No ano seguinte, em 1968, recebe o título de Professor Emérito da Universidade Federal da Bahia por ter atingindo alto grau de projeção no exercício da atividade acadêmica.
Contudo, em nada as láureas lhe modificaram a essência requintada ou a aparência displicente; seria sempre o mesmo Mestre Cesar, a rezar as orações de Loudet, na crença de que aos Mestres “cumpre despertar nos discípulos o amor à verdade pela verdade mesma; o amor à justiça porque dignifica o homem; o amor ao estudo porque ilumina o espírito; o amor ao trabalho, porque fecunda a existência; e este despertar temos de cumprí-lo, não com fórmulas mortas ou gélidas teorias, senão com o exemplo de uma vida nobremente vivida”.
Cesar de Araújo morre aos 71 anos, precisamante no dia 04 de dezembro de 1969, quando ainda tinha muito para dar. Morreu jovem, simples e leal ao preceito de uma grande figura da Medicina francesa...”no belo oficio que é o nosso, se fica jovem enquanto guarda bastante curiosidade para maravilhar! Bastante humildade para aprender!
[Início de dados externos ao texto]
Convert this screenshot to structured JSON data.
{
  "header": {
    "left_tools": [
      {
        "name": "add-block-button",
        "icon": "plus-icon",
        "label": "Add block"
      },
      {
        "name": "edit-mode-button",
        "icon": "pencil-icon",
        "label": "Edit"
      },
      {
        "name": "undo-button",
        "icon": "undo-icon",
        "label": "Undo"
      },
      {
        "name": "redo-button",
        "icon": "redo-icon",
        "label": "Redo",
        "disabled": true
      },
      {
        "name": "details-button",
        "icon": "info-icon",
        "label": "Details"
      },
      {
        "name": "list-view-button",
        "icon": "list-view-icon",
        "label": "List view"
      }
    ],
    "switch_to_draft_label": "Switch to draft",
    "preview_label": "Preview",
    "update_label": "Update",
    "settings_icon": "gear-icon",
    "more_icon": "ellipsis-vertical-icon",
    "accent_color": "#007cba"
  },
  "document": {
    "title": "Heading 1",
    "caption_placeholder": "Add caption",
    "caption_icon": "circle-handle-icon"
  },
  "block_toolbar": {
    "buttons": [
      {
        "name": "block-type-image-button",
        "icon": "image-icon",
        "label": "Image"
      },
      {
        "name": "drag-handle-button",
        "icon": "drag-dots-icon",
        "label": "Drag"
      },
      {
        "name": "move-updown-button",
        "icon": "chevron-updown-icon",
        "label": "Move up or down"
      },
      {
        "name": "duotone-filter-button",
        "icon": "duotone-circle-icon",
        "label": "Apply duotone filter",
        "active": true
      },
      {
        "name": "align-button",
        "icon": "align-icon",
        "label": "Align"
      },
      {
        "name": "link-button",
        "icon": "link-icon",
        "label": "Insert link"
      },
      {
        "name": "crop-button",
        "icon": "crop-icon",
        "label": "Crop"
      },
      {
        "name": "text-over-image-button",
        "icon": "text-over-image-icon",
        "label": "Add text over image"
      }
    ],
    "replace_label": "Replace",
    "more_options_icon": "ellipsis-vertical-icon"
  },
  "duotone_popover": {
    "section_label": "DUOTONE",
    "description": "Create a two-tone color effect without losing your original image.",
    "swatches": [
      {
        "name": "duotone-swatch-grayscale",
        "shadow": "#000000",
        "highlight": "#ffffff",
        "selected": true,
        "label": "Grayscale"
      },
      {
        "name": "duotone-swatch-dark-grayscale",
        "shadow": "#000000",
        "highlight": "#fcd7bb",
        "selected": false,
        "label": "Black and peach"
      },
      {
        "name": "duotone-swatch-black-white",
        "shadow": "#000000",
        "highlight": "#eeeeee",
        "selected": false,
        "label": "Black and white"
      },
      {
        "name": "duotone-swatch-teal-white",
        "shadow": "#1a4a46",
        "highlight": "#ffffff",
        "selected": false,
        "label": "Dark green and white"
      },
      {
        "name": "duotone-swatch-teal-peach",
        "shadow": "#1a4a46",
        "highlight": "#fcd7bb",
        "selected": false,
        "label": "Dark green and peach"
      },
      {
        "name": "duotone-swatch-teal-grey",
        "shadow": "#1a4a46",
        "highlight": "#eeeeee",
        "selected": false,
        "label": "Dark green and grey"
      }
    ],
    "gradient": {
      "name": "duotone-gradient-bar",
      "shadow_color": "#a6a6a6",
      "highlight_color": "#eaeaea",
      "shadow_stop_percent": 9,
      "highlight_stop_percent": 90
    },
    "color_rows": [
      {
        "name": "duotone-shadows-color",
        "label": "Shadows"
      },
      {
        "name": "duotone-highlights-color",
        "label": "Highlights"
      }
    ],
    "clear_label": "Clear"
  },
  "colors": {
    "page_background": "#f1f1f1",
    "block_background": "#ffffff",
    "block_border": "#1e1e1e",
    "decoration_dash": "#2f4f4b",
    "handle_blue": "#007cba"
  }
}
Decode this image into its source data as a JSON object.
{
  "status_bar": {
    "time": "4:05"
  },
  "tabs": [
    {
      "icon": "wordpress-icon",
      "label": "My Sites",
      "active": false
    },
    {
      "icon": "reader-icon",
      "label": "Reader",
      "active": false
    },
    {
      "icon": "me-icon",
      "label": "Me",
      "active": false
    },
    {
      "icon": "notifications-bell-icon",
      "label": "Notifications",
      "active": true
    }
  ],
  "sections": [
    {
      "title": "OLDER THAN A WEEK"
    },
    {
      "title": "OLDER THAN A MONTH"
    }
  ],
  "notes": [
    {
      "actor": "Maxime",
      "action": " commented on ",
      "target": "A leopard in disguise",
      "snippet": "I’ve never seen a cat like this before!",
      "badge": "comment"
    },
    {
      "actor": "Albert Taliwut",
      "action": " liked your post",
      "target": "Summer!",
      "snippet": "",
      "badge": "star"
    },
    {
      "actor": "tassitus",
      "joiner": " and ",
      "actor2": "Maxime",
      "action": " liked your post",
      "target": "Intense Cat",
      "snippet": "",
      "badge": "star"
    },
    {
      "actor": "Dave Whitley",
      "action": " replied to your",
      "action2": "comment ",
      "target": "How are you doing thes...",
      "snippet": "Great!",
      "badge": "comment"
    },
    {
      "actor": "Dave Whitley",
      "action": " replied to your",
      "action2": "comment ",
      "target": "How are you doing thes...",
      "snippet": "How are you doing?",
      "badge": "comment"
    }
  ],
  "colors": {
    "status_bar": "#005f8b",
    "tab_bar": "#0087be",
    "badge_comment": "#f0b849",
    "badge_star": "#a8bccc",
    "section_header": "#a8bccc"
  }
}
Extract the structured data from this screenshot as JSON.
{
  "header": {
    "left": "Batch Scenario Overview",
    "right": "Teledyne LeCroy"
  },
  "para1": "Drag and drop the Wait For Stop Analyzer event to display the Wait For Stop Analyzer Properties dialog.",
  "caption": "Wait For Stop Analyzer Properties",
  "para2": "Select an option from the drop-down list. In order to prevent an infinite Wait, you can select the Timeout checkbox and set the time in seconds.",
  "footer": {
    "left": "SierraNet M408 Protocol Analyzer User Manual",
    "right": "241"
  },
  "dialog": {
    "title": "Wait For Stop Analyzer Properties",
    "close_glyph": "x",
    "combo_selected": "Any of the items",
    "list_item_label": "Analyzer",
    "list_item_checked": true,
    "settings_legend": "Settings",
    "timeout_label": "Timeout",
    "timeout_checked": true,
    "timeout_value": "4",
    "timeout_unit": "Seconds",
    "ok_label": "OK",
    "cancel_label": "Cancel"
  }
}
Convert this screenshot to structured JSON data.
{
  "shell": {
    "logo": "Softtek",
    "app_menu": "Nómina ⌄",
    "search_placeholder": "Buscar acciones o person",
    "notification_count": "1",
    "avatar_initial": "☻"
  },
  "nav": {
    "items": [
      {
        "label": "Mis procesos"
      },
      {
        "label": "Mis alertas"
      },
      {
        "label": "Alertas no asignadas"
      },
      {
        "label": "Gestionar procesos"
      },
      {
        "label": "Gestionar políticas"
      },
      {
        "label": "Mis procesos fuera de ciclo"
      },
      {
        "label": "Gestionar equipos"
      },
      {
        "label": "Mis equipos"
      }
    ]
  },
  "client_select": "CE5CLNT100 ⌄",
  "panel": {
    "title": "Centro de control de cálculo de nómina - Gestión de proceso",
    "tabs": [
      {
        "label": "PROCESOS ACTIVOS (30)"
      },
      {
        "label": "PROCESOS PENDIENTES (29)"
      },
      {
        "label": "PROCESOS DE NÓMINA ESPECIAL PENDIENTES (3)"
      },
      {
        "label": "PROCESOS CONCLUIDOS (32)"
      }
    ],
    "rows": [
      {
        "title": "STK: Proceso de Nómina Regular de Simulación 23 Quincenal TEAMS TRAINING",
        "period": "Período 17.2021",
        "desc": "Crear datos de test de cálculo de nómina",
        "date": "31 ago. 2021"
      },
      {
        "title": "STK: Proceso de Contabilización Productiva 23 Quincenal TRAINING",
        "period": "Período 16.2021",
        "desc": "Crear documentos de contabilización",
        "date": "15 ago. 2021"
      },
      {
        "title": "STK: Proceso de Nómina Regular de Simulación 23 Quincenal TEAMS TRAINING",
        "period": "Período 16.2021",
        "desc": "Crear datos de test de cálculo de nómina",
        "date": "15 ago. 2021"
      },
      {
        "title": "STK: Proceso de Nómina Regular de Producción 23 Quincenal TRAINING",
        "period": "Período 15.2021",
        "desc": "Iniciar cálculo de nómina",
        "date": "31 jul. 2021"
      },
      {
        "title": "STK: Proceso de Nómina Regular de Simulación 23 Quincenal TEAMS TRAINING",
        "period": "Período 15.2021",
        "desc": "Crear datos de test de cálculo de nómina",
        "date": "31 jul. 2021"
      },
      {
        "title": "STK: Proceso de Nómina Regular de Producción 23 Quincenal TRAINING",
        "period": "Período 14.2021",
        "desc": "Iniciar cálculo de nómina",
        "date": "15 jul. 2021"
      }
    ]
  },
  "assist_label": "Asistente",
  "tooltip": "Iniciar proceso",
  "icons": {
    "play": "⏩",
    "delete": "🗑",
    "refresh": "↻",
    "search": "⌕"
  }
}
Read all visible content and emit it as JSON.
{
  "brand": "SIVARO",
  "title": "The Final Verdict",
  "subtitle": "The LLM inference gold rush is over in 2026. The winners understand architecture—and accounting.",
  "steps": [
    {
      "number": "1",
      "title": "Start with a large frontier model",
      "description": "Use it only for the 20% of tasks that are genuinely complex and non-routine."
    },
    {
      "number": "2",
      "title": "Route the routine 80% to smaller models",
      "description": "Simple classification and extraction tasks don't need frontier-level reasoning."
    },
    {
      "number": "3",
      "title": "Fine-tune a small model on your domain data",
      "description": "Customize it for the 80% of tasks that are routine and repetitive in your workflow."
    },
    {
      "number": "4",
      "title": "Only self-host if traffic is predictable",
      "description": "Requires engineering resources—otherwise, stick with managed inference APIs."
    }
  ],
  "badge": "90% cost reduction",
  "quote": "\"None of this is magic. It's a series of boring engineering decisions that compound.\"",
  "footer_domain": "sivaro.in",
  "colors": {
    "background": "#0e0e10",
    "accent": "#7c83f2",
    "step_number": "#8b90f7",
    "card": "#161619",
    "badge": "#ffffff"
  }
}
Bastante gosto para não ser solene! Bastante pouco orgulho para estar satisfeito consigo mesmo! Bastante crítico para não crer o próprio saber inatingível, em suma quando ficamos estudantes!”
Assim foi Mestre Cesar, ensolarando a alma de tanta gente e a realizar, hoje que morto, a aspiraçãoo suprema de Raul de Leoni,
Pudesse eu ter a tua mesma história!
Mudos os cantos onde o Senhor louvo,
Deixar os versos que escrevi, sem glória,
Dentro do coração de minha Terra,
Entre o culto e a saudade de meu povo!
Cesar Augusto de Araújo ficou, no culto e na saudade de seu povo.
Ao findar, quero agradecer sensibilizado a todos os amigos, e a cada um, que aqui compareceram, por estes momentos de compreensão e de ternura que estão me proporcionando, fazendo-me entender mais do que nunca Plutarco quando nos ensina que nenhuma riqueza é de mais apreço que os amigos.
Aos meus pais, José Raimundo de Aragão Araújo e Solange Maria Araújo, aos meus filhos Cesar e Flávia, à minha esposa Adriana, o meu mais profundo agradecimento, a minha infinda gratidão, pelos exemplos dignificantes e ensinamentos edificantes, pelo apoio irrestrito, pelo desvelo e pela compreensão. A vocês, que tudo devo, ofereço-lhes o meu amor mais sublime, o meu amor eterno e o meu reconhecimento de serem os pilares que alicerçam a minha humilde vida.